Running on hot air

Behind Minneapolis’ bogus renewable energy pledge.

The Minneapolis City Council and Mayor Jacob Frey recently announced their unanimous pledge to achieve 100 percent renewable electricity for municipal facilities and operations by 2022 and citywide by 2030. Here are three reasons why this pledge is an expensive fraud:

1. It’s not possible, unless the city plans to run exclusively on hydroelectric power. Wind and solar can produce electricity only when the wind is blowing, or the sun is shining. Otherwise the city must purchase electricity from the grid, which is powered mostly by coal and nuclear plants. The city will likely muddy the issue by using an accounting gimmick called Renewable Energy Certificates (RECs), which enables it to buy certificates from a renewable energy generator. In essence, the City of Minneapolis will not actually be buying green energy, it will just be buying the piece of paper that is associated with a given megawatt hour of renewable energy produced somewhere throughout the country.

2. Additional costs will be passed on to taxpayers. Previous agreements to purchase renewable energy mean the city already pays a six to twelve percent premium for electricity. Businesses and families will have to pay more money in taxes so the city can purchase the same electricity they would have bought anyway. Let’s pretend Minneapolis buys their RECs from the Bonneville Environmental Foundation for $8 per megawatt hour. The city government of Minneapolis uses about 90,000 megawatt hours of electricity per year. This means the city would be paying an extra $720,000 ($8 x 90,000=$720,000) for the same electricity they would have purchased anyway, but now there is an REC attached to it.

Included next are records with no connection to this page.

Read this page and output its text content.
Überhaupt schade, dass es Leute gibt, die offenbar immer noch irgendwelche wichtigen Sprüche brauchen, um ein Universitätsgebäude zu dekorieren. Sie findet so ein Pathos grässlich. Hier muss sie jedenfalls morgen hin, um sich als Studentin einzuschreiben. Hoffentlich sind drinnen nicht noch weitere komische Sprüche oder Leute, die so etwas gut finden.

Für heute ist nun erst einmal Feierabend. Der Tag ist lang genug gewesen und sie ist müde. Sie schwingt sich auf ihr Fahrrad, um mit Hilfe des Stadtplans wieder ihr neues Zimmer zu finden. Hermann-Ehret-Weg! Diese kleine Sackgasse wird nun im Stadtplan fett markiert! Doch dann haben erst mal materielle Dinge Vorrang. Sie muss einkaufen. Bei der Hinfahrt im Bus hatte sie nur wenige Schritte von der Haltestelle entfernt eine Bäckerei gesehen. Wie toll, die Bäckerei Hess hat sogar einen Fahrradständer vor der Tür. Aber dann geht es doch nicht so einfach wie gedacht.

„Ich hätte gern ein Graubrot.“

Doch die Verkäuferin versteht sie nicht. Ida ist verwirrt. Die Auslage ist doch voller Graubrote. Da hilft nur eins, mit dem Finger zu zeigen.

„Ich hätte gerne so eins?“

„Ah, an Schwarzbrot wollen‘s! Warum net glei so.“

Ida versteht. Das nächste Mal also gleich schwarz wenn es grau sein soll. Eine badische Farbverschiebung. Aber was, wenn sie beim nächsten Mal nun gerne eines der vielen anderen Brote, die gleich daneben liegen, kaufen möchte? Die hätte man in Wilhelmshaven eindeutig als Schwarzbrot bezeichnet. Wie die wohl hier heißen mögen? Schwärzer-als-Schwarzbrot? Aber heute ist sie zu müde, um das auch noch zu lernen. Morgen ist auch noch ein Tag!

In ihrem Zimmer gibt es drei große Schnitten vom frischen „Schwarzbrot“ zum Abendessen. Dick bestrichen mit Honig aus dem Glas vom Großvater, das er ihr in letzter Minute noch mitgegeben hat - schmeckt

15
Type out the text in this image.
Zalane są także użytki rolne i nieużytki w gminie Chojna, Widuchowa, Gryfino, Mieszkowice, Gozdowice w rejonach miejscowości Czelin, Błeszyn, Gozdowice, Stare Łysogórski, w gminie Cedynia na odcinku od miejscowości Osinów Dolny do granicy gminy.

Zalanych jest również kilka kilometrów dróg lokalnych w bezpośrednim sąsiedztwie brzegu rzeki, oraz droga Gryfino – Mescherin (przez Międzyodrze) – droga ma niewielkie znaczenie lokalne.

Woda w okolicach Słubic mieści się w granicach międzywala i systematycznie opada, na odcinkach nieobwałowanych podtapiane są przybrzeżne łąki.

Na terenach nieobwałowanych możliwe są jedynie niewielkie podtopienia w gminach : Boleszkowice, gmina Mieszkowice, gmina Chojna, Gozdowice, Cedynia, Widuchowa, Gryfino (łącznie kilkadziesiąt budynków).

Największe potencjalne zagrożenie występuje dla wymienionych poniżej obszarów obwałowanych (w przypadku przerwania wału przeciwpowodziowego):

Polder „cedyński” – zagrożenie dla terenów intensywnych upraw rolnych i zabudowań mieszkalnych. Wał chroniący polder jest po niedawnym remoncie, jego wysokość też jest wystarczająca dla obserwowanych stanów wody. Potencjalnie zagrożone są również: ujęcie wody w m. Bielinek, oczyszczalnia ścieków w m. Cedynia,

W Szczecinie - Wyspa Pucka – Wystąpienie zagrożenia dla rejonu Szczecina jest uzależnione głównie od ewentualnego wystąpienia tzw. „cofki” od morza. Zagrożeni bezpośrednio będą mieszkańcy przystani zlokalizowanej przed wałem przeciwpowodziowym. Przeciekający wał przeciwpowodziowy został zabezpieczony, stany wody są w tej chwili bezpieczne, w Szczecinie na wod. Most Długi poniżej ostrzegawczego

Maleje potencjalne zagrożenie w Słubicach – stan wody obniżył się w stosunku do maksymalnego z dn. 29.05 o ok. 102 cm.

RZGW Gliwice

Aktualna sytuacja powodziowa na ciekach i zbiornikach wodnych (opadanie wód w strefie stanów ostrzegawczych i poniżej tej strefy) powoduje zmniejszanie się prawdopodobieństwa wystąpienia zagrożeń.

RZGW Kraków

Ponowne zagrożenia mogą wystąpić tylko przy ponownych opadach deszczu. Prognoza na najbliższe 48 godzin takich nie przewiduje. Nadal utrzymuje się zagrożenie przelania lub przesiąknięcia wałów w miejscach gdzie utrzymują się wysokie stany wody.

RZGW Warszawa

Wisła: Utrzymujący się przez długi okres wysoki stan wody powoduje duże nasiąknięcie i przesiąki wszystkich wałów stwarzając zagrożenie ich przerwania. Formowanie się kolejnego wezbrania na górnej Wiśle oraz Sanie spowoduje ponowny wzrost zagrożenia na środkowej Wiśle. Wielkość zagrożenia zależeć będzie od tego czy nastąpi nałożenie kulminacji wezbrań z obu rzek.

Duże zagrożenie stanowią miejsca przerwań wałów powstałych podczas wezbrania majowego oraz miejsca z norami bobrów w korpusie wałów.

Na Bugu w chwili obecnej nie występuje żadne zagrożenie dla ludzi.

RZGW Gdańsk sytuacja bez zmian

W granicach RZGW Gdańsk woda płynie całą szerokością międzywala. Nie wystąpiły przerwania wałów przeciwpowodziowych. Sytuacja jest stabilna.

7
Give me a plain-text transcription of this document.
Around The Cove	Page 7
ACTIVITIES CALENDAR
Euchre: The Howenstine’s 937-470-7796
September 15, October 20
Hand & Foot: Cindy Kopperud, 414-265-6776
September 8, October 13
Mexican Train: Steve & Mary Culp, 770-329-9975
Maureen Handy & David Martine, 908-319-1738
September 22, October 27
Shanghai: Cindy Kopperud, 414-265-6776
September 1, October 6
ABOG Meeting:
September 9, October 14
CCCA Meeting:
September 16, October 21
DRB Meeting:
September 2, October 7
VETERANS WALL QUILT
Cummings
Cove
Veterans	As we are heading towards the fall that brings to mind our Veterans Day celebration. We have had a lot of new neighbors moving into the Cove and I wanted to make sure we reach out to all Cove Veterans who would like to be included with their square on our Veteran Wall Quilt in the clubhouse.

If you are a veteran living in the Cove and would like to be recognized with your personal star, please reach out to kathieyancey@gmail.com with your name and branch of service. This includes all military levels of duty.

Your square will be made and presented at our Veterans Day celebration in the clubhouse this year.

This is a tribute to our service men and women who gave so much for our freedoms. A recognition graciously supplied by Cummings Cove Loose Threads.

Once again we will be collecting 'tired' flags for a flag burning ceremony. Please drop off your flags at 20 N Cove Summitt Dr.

3. The carbon dioxide offset by this measure would be globally irrelevant. If the entire United States were to comply fully with President Obama’s Clean Power Plan, it would only avert 0.019 degree C of potential future global warming by 2100, according to the climate models used by the previous administration. That number is an amount too small to be accurately measured with the most sophisticated scientific equipment. This means that Mayor Frey and the members of the City Council are asking Minneapolis taxpayers to pay an extra $720,000 per year for a policy that is utterly irrelevant to global temperatures.

The claim of 100 percent renewable energy is incredibly misleading because the government buildings in Minneapolis will still be mostly powered by coal and nuclear plants, but citizens of the city will get to pay more in taxes so the mayor and city council members can pose for pictures and pat themselves on the back for “being green.”